In my debates about trade over the years, I've talked with a lot of union activists on the other side of the fence. These are people dedicated to the protection of them and theirs -- and given the economic straits of their workers, I can't blame them. I know from talking with them, however, that a stronger social safety net will have zero effect on their trade position. Sure, they want health care -- but they also want to make sure that their union continues to exist as a viable political entity. Regardless of universal health care coverage, globalization eats away at the unionized employment sector in the United States.
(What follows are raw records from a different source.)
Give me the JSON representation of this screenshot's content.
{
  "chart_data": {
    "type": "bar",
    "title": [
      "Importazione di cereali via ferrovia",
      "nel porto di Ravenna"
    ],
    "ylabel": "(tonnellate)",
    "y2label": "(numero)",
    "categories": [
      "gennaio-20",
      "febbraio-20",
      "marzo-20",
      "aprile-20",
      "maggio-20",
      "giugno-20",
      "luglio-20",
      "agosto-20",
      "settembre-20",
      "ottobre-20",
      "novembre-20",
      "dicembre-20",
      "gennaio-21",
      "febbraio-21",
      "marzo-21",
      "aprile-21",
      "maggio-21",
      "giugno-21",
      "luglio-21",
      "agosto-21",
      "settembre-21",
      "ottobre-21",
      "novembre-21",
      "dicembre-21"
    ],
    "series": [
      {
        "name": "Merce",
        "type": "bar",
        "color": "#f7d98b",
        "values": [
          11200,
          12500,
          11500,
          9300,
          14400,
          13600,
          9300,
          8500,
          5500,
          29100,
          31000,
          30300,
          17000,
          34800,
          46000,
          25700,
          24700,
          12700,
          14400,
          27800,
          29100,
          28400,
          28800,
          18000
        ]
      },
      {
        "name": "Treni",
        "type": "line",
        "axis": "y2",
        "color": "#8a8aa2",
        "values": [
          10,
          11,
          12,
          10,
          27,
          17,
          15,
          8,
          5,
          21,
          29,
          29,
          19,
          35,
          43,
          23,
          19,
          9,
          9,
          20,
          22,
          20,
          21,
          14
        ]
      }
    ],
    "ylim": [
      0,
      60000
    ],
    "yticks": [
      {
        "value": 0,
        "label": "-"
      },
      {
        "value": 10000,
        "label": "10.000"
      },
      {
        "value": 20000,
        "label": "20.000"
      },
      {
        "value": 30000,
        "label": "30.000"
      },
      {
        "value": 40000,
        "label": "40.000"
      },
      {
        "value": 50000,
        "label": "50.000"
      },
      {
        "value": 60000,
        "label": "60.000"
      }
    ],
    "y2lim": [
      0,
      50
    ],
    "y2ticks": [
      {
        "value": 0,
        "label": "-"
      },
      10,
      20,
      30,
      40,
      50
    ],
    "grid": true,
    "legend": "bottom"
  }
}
For unions in the 21st century, protectionism is not a policy position to be traded away -- it is at the core of their perceived interests. Health care will not affect that position.
Am I missing anything?
UPDATE: Noam Scheiber responds on TNR's blog to say that maybe I am missing something:
[T]he political context looms incredibly large here. Simply put, it's incredibly difficult to defend, much less expand, free trade in the middle of a deep recession. And this is the deepest since the 1930s. In that context, the best you can probably do is beat back the worst protectionist excesses and live to fight another day.
Which is to say, you can't just make a straight-forward point-by-point comparison between Bush and Obama. The question is, what would a pro-trade president do in the current political context? My point is that it's far from clear he or she would behave any differently from Obama.
Scheiber is absolutely correct that the curent political environment is hostile to trade -- but I'm not all that sure the environment was any less toxic in the early half of this decade. In December 2001, George W. Bush, flush from the success of the war in Afghanistan, possessing an approval rating above 80 percent and larding out pork like no one's business, secured the passage of Trade Promotion Authority through the GOP-controlled House of Representatives by a single vote. In 2005, CAFTA made it through the House by a two-vote margin.
Let's face it, however -- this debate is about the future. If Obama abstains from futher acts like the tire tariff, I'll concede that I've overreacted. If there's more of this to come, then I think Scheiber will have underreacted.